Çılgın projeler açıklanır, asrın projesi gibi başlıklarla duyurulur, ama bu projenin deprem riskini arttırdığından, nüfusu artık İstanbul'un hiç bir şekilde kaldıramayacağı boyuta ulaştıracağından, taraf olunan çeşitli uluslararası antlaşmalara aykırılığından kimse bahsetmez.

Yerli tankımızı uçağımızı yaptık denir , ama Güney Kore'nin ortak olduğundan bahsedilmez, en kritik parçaların çoğunun mühendisliğinin oradan geldiğinden de.

İşte böyle böyle kodlanır zihinler, insanlar yönlendirilir. Sonra da aksini iddia edenler vatan haini muamelesi görür. Yani araştırmak,okumak, sorgulamak suçtur aslında. TV'ler ne derse o kabul edilmelidir.

Sonra da dolar aşağı çekilemez, büyüme düzeyi Cumhuriyet ortalamasının dahi altına iner, işsizlik artar, paranın değeri kalmaz ama TV'ler hala bunlardan bahsetmediği için, asla dillendirilme bu hususlar.

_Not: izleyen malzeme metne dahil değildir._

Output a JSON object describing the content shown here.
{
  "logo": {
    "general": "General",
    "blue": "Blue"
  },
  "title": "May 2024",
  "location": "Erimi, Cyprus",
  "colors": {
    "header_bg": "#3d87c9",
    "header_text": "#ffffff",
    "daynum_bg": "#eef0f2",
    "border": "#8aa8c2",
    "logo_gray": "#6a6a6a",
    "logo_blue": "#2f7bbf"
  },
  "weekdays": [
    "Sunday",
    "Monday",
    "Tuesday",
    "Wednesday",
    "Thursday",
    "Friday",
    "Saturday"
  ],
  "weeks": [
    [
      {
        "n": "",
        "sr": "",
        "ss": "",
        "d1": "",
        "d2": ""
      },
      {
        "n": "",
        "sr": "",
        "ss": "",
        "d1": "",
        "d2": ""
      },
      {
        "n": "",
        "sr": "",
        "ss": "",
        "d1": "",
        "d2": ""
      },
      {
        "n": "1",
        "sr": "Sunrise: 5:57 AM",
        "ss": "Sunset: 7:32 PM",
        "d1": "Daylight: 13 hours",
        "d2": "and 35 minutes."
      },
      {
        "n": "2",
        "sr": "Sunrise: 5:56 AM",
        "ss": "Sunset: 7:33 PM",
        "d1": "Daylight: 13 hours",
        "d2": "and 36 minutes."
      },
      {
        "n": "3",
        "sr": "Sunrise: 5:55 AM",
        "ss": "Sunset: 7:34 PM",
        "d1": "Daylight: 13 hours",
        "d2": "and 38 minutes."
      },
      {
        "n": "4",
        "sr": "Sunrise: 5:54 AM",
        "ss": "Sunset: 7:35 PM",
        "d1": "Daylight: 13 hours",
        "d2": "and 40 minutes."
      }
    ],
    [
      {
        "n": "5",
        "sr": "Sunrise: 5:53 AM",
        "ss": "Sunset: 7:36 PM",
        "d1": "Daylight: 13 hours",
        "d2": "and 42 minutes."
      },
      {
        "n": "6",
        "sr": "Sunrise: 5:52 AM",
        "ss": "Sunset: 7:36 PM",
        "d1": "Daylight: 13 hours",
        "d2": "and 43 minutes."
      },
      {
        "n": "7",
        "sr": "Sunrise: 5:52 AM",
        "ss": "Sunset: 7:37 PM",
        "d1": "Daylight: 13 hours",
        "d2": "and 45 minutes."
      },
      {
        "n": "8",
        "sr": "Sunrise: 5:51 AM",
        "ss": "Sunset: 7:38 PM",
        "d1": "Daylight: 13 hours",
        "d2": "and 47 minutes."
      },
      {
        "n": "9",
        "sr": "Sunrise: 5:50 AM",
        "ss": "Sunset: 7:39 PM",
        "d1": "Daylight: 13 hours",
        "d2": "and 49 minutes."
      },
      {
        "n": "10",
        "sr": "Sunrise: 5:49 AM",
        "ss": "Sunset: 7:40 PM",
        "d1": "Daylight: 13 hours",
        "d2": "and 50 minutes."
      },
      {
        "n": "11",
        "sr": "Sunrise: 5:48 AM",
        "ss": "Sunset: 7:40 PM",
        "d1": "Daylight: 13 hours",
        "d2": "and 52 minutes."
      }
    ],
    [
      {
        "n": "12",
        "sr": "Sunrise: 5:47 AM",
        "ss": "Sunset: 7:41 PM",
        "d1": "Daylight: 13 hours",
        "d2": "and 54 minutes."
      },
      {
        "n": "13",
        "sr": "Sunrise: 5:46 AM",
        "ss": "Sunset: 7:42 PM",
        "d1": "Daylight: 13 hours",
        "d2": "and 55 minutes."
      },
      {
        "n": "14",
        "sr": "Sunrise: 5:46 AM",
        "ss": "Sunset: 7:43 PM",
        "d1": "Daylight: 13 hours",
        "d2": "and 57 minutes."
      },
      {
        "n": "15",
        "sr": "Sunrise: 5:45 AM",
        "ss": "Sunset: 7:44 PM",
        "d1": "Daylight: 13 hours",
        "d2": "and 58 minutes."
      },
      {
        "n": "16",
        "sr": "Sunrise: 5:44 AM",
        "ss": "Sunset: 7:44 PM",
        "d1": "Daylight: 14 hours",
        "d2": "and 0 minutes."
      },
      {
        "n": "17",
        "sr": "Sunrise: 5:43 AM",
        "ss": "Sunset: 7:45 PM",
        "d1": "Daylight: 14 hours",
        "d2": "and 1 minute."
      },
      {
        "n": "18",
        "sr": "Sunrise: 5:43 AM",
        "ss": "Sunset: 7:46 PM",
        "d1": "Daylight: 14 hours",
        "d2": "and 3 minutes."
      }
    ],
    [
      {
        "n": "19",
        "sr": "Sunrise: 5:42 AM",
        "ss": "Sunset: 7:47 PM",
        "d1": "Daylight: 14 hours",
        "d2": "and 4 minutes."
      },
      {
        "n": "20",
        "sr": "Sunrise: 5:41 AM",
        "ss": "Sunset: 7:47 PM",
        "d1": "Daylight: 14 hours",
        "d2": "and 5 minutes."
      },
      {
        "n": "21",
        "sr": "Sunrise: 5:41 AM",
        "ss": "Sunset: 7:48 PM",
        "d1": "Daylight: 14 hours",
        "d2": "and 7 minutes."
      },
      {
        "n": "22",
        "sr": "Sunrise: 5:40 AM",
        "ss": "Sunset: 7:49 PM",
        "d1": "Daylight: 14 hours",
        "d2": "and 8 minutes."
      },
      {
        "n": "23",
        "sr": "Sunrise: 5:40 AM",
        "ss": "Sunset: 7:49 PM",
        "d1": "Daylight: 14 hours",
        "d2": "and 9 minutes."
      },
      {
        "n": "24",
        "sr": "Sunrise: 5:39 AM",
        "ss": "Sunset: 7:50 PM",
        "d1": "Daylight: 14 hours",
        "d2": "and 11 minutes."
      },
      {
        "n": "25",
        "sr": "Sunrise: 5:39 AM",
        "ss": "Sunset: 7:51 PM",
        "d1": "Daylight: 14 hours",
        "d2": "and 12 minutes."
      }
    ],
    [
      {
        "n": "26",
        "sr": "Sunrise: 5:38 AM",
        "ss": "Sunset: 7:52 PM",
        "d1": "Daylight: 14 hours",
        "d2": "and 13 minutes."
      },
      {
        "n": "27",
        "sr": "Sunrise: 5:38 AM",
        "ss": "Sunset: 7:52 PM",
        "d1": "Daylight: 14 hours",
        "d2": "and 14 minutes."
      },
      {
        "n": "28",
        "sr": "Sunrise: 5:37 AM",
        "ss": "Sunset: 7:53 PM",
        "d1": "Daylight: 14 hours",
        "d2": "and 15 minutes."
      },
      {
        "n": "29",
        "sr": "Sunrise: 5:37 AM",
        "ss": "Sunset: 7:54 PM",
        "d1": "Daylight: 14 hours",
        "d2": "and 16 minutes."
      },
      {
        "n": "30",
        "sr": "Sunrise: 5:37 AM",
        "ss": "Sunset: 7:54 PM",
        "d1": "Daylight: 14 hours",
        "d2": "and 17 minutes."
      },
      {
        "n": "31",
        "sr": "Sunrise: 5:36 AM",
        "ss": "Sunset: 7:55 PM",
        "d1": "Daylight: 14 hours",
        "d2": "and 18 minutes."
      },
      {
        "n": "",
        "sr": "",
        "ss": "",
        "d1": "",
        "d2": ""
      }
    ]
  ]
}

Sonuç mu?  Sigara pahalı olduğu için sigara alamayıp tütün saranlar, benzin ve otomobiller pahalı olduğu için yapılan duble yolları hayatında görme fırsatı bulamayanlar,  maaş yetiremediği için düzgün beslenemeyenler, ısınma ihtiyacını bile gideremeyenler, kışlık giyecek almaya parası dahi kalmayanlar,  hükumetin en büyük destekçisi haline gelir.  Bu kişiler, asla hükumete laf söyletmez, öyle ki hayatlarını bu yolda feda etmeye dahi hazır olduklarını söyleyebilirler, zaten feda ettiklerinin farkında olmadan.